The Maltese Cross "Chuck-wagon".
The man on horseback is Sylvane Ferris; the man loading the wagon is Walter Watterson, Roosevelt's teamster and cook.

The encampment where the round-up was to begin furnished a scene of bustle and turmoil. From here and there the heavy four-horse wagons one after another jolted in, the "horse-wranglers" rushing madly to and fro in the endeavor to keep the different saddle bands from mingling. Single riders, in groups of two or three, appeared, each driving his "string." The wagons found their places, the teamsters unharnessed the horses and unpacked the "cook outfit," the foreman sought out the round-up captain, the "riders" sought out their friends. Here there was larking, there there was horse-racing, elsewhere there was "a circus with a pitchin' bronc'," and foot-races and wrestling-matches. A round-up always had more than a little of the character of a county fair. For though the work was hard, and practically continuous for sixteen hours out of the twenty-four, it was full of excitement. The cowboys regarded it largely as sport, and the five weeks they spent at it very much of a holiday.[14]

Roosevelt reported to the captain of the round-up, a man named Osterhaut, saying that he expected to be treated as a common cowhand and wanted to be shown no favors; and the captain took him at his word. He promptly justified his existence. He did not pretend to be a good roper, and his poor eyesight forbade any attempt to "cut" the cattle that bore his brand out of the milling herd; but he "wrestled calves" with the best of them; he rode "the long circle"; he guarded the day-herd and the night-herd and did the odd (and often perilous) jobs of the cowpuncher with the same cool unconcern that characterized the professional cowboy.

"Three-Seven" Bill Jones was on the round-up as foreman of the "Three-Seven Ranch." ("There," as Howard Eaton remarked with enthusiasm, "was a cowboy for your whiskers!") He was a large, grave, taciturn man, capable of almost incredible feats of physical endurance. Dantz overheard him, one day, discussing Roosevelt.

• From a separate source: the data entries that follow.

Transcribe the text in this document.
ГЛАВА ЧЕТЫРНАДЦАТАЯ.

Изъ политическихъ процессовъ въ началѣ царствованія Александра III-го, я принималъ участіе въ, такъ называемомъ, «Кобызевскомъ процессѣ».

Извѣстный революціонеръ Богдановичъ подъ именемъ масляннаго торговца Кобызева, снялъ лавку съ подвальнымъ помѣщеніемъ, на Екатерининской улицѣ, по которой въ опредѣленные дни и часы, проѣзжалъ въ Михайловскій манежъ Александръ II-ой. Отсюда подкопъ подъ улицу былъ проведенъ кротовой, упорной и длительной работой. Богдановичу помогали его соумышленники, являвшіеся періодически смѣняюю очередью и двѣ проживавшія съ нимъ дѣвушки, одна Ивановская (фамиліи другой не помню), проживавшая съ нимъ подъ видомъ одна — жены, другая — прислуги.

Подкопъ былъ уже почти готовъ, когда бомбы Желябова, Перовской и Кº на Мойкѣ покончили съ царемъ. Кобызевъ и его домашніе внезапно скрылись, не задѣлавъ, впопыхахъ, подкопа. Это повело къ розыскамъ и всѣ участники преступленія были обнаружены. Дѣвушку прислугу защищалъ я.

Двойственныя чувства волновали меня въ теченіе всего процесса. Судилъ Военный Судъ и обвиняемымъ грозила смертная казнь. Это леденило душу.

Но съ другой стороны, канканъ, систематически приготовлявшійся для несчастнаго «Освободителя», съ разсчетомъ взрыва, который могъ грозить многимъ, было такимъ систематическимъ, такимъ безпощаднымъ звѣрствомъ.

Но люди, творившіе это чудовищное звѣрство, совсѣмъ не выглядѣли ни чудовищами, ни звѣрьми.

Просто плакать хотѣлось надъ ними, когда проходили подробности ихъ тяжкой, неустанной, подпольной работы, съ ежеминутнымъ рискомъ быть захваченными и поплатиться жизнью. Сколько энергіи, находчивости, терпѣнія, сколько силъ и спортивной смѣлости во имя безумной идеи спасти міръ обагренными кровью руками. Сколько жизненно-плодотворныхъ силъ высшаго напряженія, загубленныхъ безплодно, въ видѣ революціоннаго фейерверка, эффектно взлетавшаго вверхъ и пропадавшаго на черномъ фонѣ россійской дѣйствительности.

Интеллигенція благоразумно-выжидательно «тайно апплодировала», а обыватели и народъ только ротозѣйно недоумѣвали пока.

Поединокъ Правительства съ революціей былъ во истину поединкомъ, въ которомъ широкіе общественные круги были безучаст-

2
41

"That four-eyed maverick," remarked "Three-Seven" Bill, "has sand in his craw a-plenty."

As with all other forms of work [Roosevelt wrote years after], so on the round-up, a man of ordinary power, who nevertheless does not shirk things merely because they are disagreeable or irksome, soon earns his place. There were crack riders and ropers, who, just because they felt such overweening pride in their own prowess, were not really very valuable men. Continually on the circles a cow or a calf would get into some thick patch of bulberry bush and refuse to come out; or when it was getting late we would pass some bad lands that would probably not contain cattle, but might; or a steer would turn fighting mad, or a calf grow tired and want to lie down. If in such a case the man steadily persists in doing the unattractive thing, and after two hours of exasperation and harassment does finally get the cow out, and keep her out, of the bulberry bushes, and drives her to the wagon, or finds some animals that have been passed by in the fourth or fifth patch of bad lands he hunts through, or gets the calf up on his saddle and takes it in anyhow, the foreman soon grows to treat him as having his uses and as being an asset of worth in the round-up, even though neither a fancy roper nor a fancy rider.[15]

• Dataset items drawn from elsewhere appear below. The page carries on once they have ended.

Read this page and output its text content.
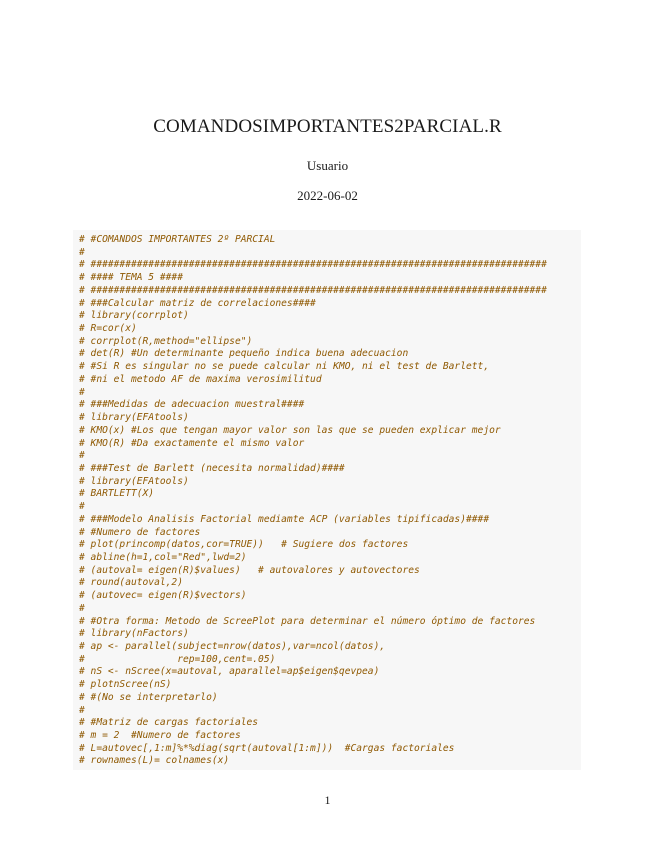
COMANDOSIMPORTANTES2PARCIAL.R
Usuario
2022-06-02
# #COMANDOS IMPORTANTES 2º PARCIAL
#
# ###############################################################################
# #### TEMA 5 ####
# ###############################################################################
# ###Calcular matriz de correlaciones####
# library(corrplot)
# R=cor(x)
# corrplot(R,method="ellipse")
# det(R) #Un determinante pequeño indica buena adecuacion
# #Si R es singular no se puede calcular ni KMO, ni el test de Barlett,
# #ni el metodo AF de maxima verosimilitud
#
# ###Medidas de adecuacion muestral####
# library(EFAtools)
# KMO(x) #Los que tengan mayor valor son las que se pueden explicar mejor
# KMO(R) #Da exactamente el mismo valor
#
# ###Test de Barlett (necesita normalidad)####
# library(EFAtools)
# BARTLETT(X)
#
# ###Modelo Analisis Factorial mediamte ACP (variables tipificadas)####
# #Numero de factores
# plot(princomp(datos,cor=TRUE))   # Sugiere dos factores
# abline(h=1,col="Red",lwd=2)
# (autoval= eigen(R)$values)   # autovalores y autovectores
# round(autoval,2)
# (autovec= eigen(R)$vectors)
#
# #Otra forma: Metodo de ScreePlot para determinar el número óptimo de factores
# library(nFactors)
# ap <- parallel(subject=nrow(datos),var=ncol(datos),
#                rep=100,cent=.05)
# nS <- nScree(x=autoval, aparallel=ap$eigen$qevpea)
# plotnScree(nS)
# #(No se interpretarlo)
#
# #Matriz de cargas factoriales
# m = 2  #Numero de factores
# L=autovec[,1:m]%*%diag(sqrt(autoval[1:m]))  #Cargas factoriales
# rownames(L)= colnames(x)
1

It was an active life,[16] and Roosevelt had no opportunity to complain of restlessness. Breakfast came at three and dinner at eight or nine or ten in the morning, at the conclusion sometimes of fifty miles of breakneck riding. From ten to one, while the experts were "cutting out the cows," Roosevelt was "on day-herd," as the phrase went, riding slowly round and round the herd, turning back into it any cattle that attempted to escape. In the afternoon he would "ride circle" again, over the hills; and at night, from ten to twelve, he would again be on guard, riding round the cattle, humming some eerie lullaby. It was always the same song that he sang, but what the words were or the melody is a secret that belongs to the wind.

When utterly tired, it was hard to have to get up for one's trick at night-herd [Roosevelt wrote in his "Autobiography">[. Nevertheless on ordinary nights the two hours round the cattle in the still darkness were pleasant. The loneliness, under the vast empty sky, and the silence in which the breathing of the cattle sounded loud, and the alert readiness to meet any emergency which might suddenly arise out of the formless night, all combined to give one a sense of subdued interest.